SINGAPORE – Iris Koh, the founder of anti-vaccine group Healing the Divide, has been granted permission to leave Singapore during an ongoing court case against her, to seek treatment for thyroid cancer.
District Judge Ng Peng Hong said on Thursday (June 23) she would be allowed to make a trip to Malacca if she paid additional cash bail of $30,000 and provided full details of her travel itinerary to her investigation officer.
She also has to remain contactable while abroad, and upon returning provide supporting documents on her treatment and surrender her passport.
The judge made his decision after Koh’s lawyer Wee Pan Lee told the court on Thursday that his client would be shortening her travel dates and limiting the places she intended to visit.
Mr Wee’s earlier application was for Koh to visit Malacca and Negeri Sembilan in Malaysia between June 19 and July 22.
This has been changed and Koh will travel from Friday (June 24) to July 17 instead, and visit only Malacca.
Mr Wee said Koh’s purpose of travel is to seek a second opinion from foreign doctors to treat her thyroid cancer.
“Since I informed the court last week that Iris has been diagnosed with thyroid cancer, she has seen two other doctors (in Singapore) and both of them advised her on only one type of treatment – the removal of thyroid glands,” he said.

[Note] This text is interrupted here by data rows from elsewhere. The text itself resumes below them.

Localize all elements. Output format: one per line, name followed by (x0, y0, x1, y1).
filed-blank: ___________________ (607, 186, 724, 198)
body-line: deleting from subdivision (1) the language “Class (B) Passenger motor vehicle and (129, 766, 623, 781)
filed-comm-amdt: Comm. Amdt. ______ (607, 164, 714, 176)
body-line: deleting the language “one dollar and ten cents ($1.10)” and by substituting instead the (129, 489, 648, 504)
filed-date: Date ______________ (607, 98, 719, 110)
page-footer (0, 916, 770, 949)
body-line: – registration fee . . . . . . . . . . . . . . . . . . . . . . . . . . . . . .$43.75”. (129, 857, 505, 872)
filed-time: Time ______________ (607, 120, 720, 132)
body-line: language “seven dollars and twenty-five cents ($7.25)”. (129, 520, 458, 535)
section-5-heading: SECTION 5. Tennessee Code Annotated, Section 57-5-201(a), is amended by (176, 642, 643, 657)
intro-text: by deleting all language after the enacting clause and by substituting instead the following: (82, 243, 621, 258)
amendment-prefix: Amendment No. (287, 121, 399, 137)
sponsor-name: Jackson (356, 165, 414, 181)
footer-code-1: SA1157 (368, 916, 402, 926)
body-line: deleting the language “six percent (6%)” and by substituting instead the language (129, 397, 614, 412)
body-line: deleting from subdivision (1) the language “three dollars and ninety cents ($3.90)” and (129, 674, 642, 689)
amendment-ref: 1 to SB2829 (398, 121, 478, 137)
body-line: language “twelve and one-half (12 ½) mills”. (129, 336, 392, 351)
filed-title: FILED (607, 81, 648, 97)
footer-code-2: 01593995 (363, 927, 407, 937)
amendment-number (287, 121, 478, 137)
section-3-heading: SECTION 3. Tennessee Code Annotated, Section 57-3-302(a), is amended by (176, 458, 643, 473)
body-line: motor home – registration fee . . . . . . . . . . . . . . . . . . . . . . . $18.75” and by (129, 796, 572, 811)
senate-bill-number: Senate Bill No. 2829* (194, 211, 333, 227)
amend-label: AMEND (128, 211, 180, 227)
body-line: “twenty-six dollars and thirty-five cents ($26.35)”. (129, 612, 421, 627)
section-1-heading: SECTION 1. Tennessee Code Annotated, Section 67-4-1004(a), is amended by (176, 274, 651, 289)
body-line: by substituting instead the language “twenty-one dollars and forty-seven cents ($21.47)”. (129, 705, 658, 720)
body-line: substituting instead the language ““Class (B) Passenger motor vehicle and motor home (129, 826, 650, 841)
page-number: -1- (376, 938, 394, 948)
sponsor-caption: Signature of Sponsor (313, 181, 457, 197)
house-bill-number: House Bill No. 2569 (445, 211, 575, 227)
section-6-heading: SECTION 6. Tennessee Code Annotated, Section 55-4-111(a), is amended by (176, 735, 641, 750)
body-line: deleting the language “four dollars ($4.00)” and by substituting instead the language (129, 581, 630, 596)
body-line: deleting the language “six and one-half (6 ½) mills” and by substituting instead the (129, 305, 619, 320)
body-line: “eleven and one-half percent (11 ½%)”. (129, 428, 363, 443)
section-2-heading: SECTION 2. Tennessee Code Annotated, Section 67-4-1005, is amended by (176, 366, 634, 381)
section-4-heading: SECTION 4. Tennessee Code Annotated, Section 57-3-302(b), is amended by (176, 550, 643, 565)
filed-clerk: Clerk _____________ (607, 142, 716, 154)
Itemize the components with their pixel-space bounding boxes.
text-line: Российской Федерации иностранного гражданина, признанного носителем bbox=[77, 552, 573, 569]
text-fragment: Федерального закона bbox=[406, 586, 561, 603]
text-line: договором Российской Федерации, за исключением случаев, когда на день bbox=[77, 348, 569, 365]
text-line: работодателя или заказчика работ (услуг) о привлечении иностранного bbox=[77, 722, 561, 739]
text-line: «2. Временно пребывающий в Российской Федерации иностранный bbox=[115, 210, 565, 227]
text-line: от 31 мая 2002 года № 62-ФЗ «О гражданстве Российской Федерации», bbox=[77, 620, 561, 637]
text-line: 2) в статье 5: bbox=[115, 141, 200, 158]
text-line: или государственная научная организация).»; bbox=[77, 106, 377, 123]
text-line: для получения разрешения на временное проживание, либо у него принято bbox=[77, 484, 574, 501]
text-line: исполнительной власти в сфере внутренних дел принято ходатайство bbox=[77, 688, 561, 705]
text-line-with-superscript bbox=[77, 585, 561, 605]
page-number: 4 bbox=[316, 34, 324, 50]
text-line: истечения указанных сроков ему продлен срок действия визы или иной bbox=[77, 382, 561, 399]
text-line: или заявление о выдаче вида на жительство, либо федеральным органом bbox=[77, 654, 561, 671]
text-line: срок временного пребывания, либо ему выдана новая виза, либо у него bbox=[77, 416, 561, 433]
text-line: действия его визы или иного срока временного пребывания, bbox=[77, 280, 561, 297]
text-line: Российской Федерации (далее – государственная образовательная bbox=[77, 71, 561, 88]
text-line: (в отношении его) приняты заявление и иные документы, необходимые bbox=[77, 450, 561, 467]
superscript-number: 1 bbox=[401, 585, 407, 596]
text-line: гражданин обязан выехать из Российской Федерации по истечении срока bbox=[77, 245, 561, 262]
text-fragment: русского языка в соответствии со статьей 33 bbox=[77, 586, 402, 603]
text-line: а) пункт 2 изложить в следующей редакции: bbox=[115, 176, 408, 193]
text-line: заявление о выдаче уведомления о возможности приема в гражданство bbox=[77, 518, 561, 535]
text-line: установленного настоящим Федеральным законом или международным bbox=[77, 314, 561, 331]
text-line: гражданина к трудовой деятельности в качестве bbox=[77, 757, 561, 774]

He said his client was apprehensive about this treatment as she was trained in music and before her arrest earned her living as a choir conductor and vocal coach.
“The fear is that this surgery, which is very near her vocal chords, might affect her voice,” said Mr Wee.
He added that the first step for Koh would be to consult a doctor at Makhota Medical Centre in Malacca to see if an alternative treatment plan would be suitable.
Deputy Public Prosecutor Jiang Ke-Yue did not object to Koh travelling to Malacca, but he sought additional cash bail of $40,000 to be imposed.
“There are still gaps in the supporting documentation and we have not seen her travel itinerary,” he said.
The additional bail comes on top of Koh’s current $20,000, which has been paid by her husband Raymond Ng.